What makes Ginobili so special is his ability to create something out of nothing. He is a master of improvisation. It’s a unique skill only a handful of players in the NBA possess. He has shown flashes of it in the 2013 playoffs.
He did it earlier in Game 1 of the Western Conference semifinals against the Golden State Warriors, a game that could go down as one of the greatest playoff games in NBA history. Basketball superfan Jimmy Goldstein tweeted: “I have attended more than 4000 NBA games, but I just witnessed one of the greatest games that I have ever seen. #Spurs.”
Ginobili’s clutch 3-pointer from the wing with 1.2 seconds left in double overtime lifted the Spurs to a thrilling 129-127 victory over the Warriors despite 44 points from NBA phenom Stephen Curry.
Prior to his winning play, Ginobili had been 4-for-19 from the field and badly missed his last two 3-pointers. But his confidence never wavered. He’s stubborn enough to think that he can make a play no matter how poorly he’s playing. All the great closers possess this skill. Kobe Bryant has it and Michael Jordan had it.
The game-winning shot came 43.7 seconds after Ginobili took an ill-advised 3 that appeared to cost the Spurs the game.
”I went from wanting to trade him on the spot to wanting to cook breakfast for him tomorrow morning,” Popovich said. ”That’s the truth. When I talk to him and say, ‘Manu,’ he goes, ‘This is what I do.’ That’s what he’s going to tell me. I stopped coaching him a long time ago.”
Popovich doesn’t need to give a rah-rah speech to make the man who introduced the Euro Step to the NBA understand that he needs to play better. Ginobili is a proud individual with a heart of champion, and he always seems to find a way to impact the game.
“I wish I could score more. But it’s not happening. If the shot is not falling, I’ve got to be sharp feeding the bigs and finding the shooters. I don’t have to force the issue,” said Ginobili, who is in the final year of his contract and turns 36 this July. Even though he’d like to play one or two more years, this could be his last ride.
“All season long I kind of knew that I was going to play one or two more years,” he said. “But when you are 36 — I’m going to be 36 pretty soon — everything is a day-by-day basis. Once the season finishes and I see how I feel, I can’t imagine me not playing at least one more year here, but time will tell. We’ll see.”
Tony Parker and Tim Duncan know how important Ginobili is to their title hopes and they’re not about to give up on the man who helped them win championships in 2003, 2005, and 2007.

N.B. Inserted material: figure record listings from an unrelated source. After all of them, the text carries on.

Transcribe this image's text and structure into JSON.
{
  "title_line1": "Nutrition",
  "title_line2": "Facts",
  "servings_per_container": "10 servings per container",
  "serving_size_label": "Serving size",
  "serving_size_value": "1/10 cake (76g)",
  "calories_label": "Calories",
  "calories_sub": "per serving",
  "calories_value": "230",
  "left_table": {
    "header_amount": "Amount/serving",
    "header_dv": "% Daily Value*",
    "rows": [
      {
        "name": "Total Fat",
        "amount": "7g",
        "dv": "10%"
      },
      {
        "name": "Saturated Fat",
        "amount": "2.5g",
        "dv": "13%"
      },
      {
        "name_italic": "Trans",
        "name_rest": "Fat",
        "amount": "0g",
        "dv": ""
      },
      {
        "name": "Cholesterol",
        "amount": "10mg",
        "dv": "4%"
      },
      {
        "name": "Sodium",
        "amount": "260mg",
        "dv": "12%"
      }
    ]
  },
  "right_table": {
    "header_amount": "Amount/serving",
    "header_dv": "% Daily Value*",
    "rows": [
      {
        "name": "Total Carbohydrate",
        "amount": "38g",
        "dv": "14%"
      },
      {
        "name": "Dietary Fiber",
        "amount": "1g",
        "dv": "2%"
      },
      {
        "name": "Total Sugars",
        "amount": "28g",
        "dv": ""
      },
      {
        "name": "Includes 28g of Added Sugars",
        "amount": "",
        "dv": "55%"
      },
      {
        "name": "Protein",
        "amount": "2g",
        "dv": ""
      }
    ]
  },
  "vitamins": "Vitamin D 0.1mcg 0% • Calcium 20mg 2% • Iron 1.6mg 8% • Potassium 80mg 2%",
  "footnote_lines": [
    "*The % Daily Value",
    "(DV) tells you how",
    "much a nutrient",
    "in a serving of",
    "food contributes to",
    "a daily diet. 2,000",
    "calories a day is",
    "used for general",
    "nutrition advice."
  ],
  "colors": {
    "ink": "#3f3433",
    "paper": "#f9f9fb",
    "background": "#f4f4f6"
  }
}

“He’s very angry at himself, very frustrated with himself,” Duncan said of Ginobili, who joined the Spurs in 2002 after a very successful run with Italian League power Kinder Bologna where he won the Euroleague title in 2001 and named MVP. Prior to Ginobili’s arrival in San Antonio, the Spurs had been bounced out of the playoffs by the L.A. Lakers in 2001 and 2002.
“I have a lot of confidence in Manu,” Parker said. “He came through for us all of these years. I have faith that he’ll have a big game. I trust him because I’ve been playing with him for a long time.”
Make no mistake about it, the Spurs will only go as far as Ginobili takes them. Duncan may be the heart and soul of the Spurs and Parker may be the team’s MVP, but Ginobili is the spark that ignites them to great heights. His value to the team can’t be measured by mere statistics. He is the ultimate X-factor that you can’t account for.